The Importance Of A Business Legal Structure
We cannot stress enough the importance of understanding the business’s legal structure and how it will impact your business. Here are just a few things to consider when deciding what business entity type to choose:
When starting your business, it is important to consider how many owners your business will have. More specifically – active business owners. If you are the only owner of your business, it wouldn’t make sense to choose a partnership structure for your business. There are business entities that are designed to be operated by a single individual, while others support more than one owner.
Every business has to pay taxes. Choosing the wrong type of business entity can lead to paying more taxes or double taxes. Double taxation is a tax principle that refers to income taxes being paid twice on the same source of income. Some businesses may be subjected to double taxation, which can occur when income is taxed both at the corporate or personal level and even international trade.
Sole proprietors, partnership owners and S corporation owners categorize their business income as personal income. C corporation income is business income separate from an owner’s personal income. Given the different tax rates for business and personal incomes, your structure choice can significantly impact your tax burden.
There are regulations on every business.

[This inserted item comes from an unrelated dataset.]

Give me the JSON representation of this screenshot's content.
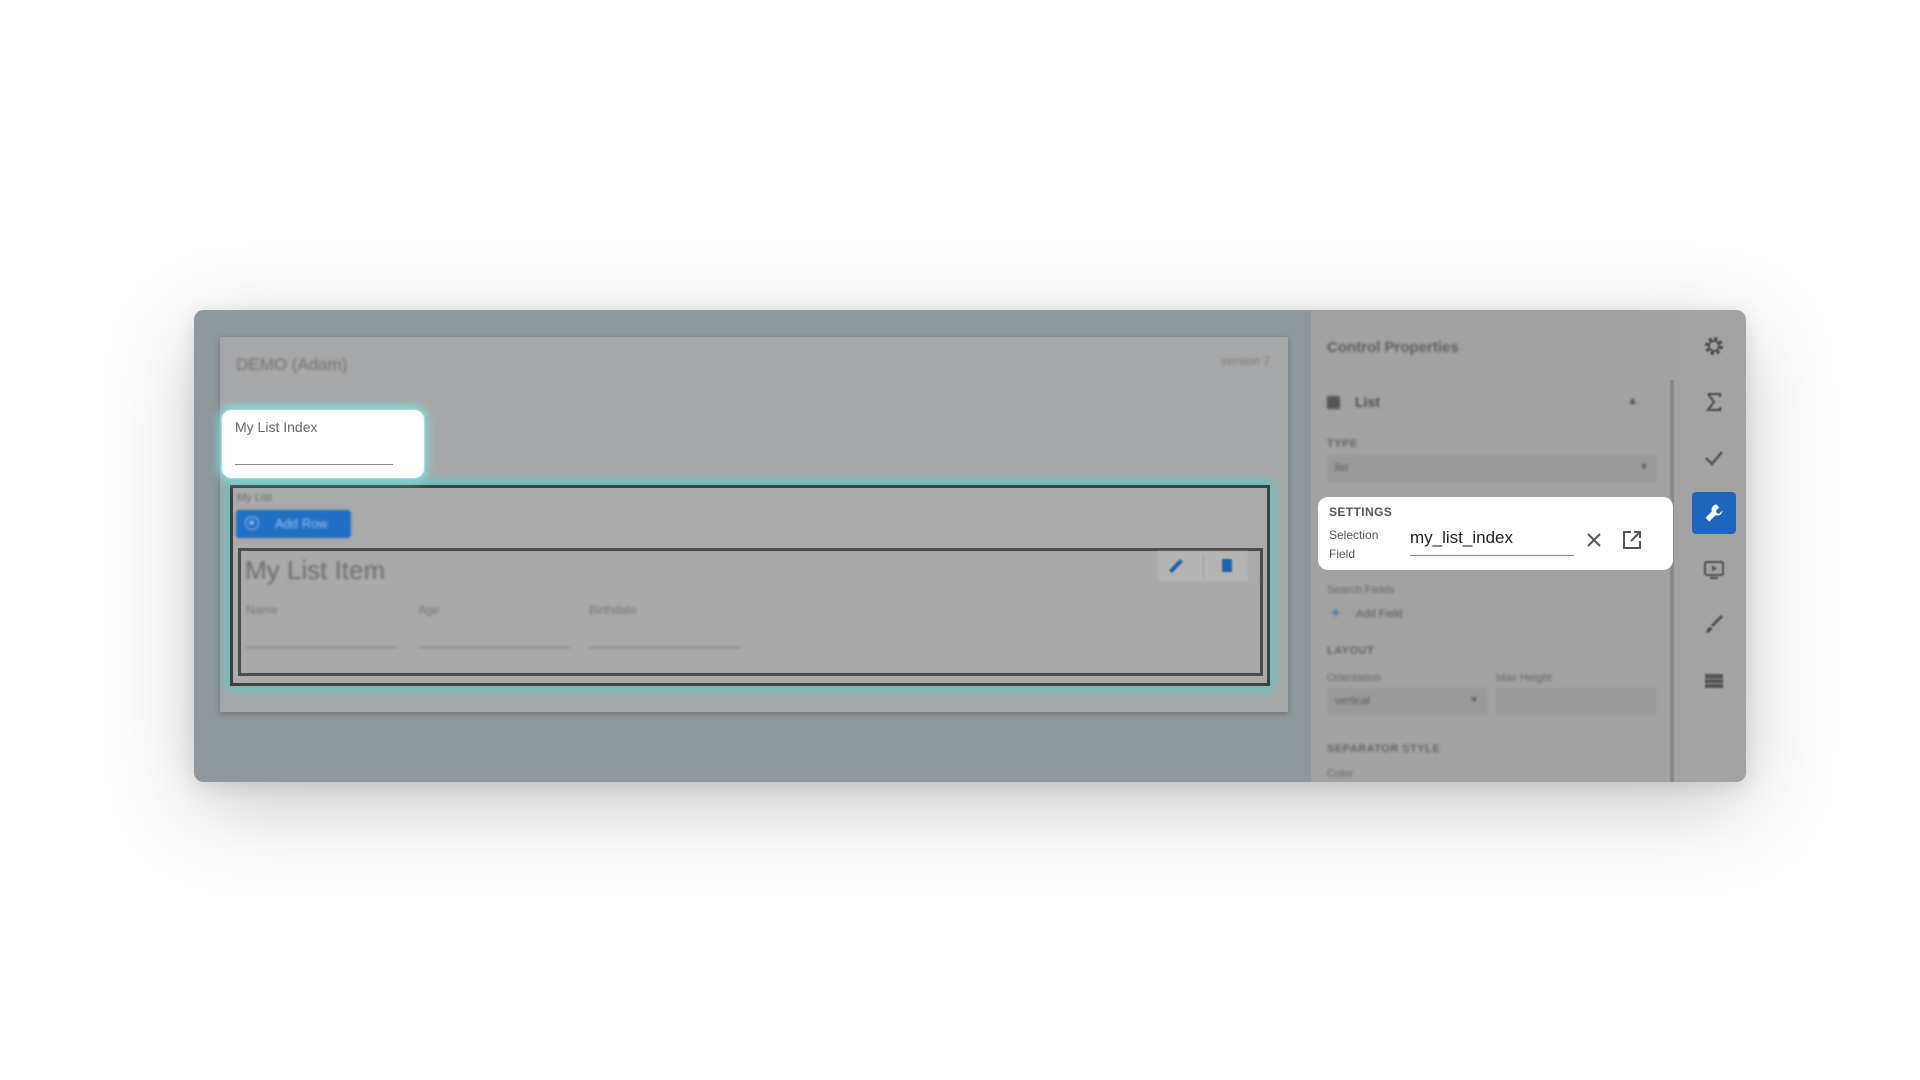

These regulations range from federal, state and even down to the local level.
Your business’s entity type will impact the way that lenders will consider and process business loan applications. An example of this would be if you are planning on selling shares of your business, it would be more viable for your business to be a corporation.
Legal Risks and Liability Protections
The different types of legal entities will limit your personal liability from business debts and lawsuits. Additionally, this will help protect your personal assets. If your business is expected to face legal liabilities, different types of business entities will offer different liability protections. For instance, if you are a sole proprietor as a freelance graphic designer, your legal exposure is low. However, if you are operating a landscaping business, you might be facing the legal liability of an employee getting injured increases. Also, if you have large financial obligations, corporate legal protections can be helpful.
How To Choose A Business Entity or Pass-Through Entities
Pass-through entities (or flow-through entities) are business types that treat business income as the owners’ personal income. Many small businesses (around 85%) will choose a pass-through entity structure that will reduce tax-obligations and for the easy setup.
So, how should you categorize your business structure? The type of entity you choose will depend on: liability, taxation, and record-keeping. Learn more about how you should choose the right business entity.
A sole proprietorship is the most basic and common form of business entity. It’s easy to form and offers complete managerial control to the owner. However, the owner is also personally liable for all financial obligations of the business.
Fun fact: when you or your business partner start a new business, it will automatically be classified as a sole proprietorship for legal reasons. You can change your business entity later down the road.
The partnership entity is when two or more people who agree to share in the profits or losses of a business. A primary advantage is that the partnership does not bear the tax burden of profits or the benefit of losses-profits or losses are “passed through” to partners to report on their individual income tax returns. A primary disadvantage is liability-each partner is personally liable for the financial obligations of the business.
A corporation is considered a separate legal entity, with structures governed by the state laws where the owners incorporated the business. The corporation becomes an entity-separate from those who founded it-that handles the responsibilities of the organization. Like a person, the corporation can be taxed and can be held legally liable for its actions. The corporation can also make a profit.
One of the main benefits of a corporate status is to avoid personal liability. The primary disadvantage is the cost to form a corporation and the extensive record-keeping that’s required. A corporation often has many roles, with one person in charge of all these individuals. They also have a few tax advantages as well.
Limited Liability Company (LLC)
The Limited Liability Company (LLC) combines the benefits of a partnership and corporate structure. LLCs allow owners to manage profits and losses with limited legal liabilities. They also offer a flexible approach to tax designation. With an LLC, the Internal Revenue Service will enable owners to choose whether they want to be taxed as a “pass through” or separate entity. Unfortunately, LLCs may have issues attracting venture capital and this requires them to convert to a corporate structure.
The Bottom Line
As you can tell, there are multiple types of business entities to choose from, and there is not a perfect choice either. This is why it is important to weigh the advantages and disadvantages of each type of entity in order to find the right fit for your business.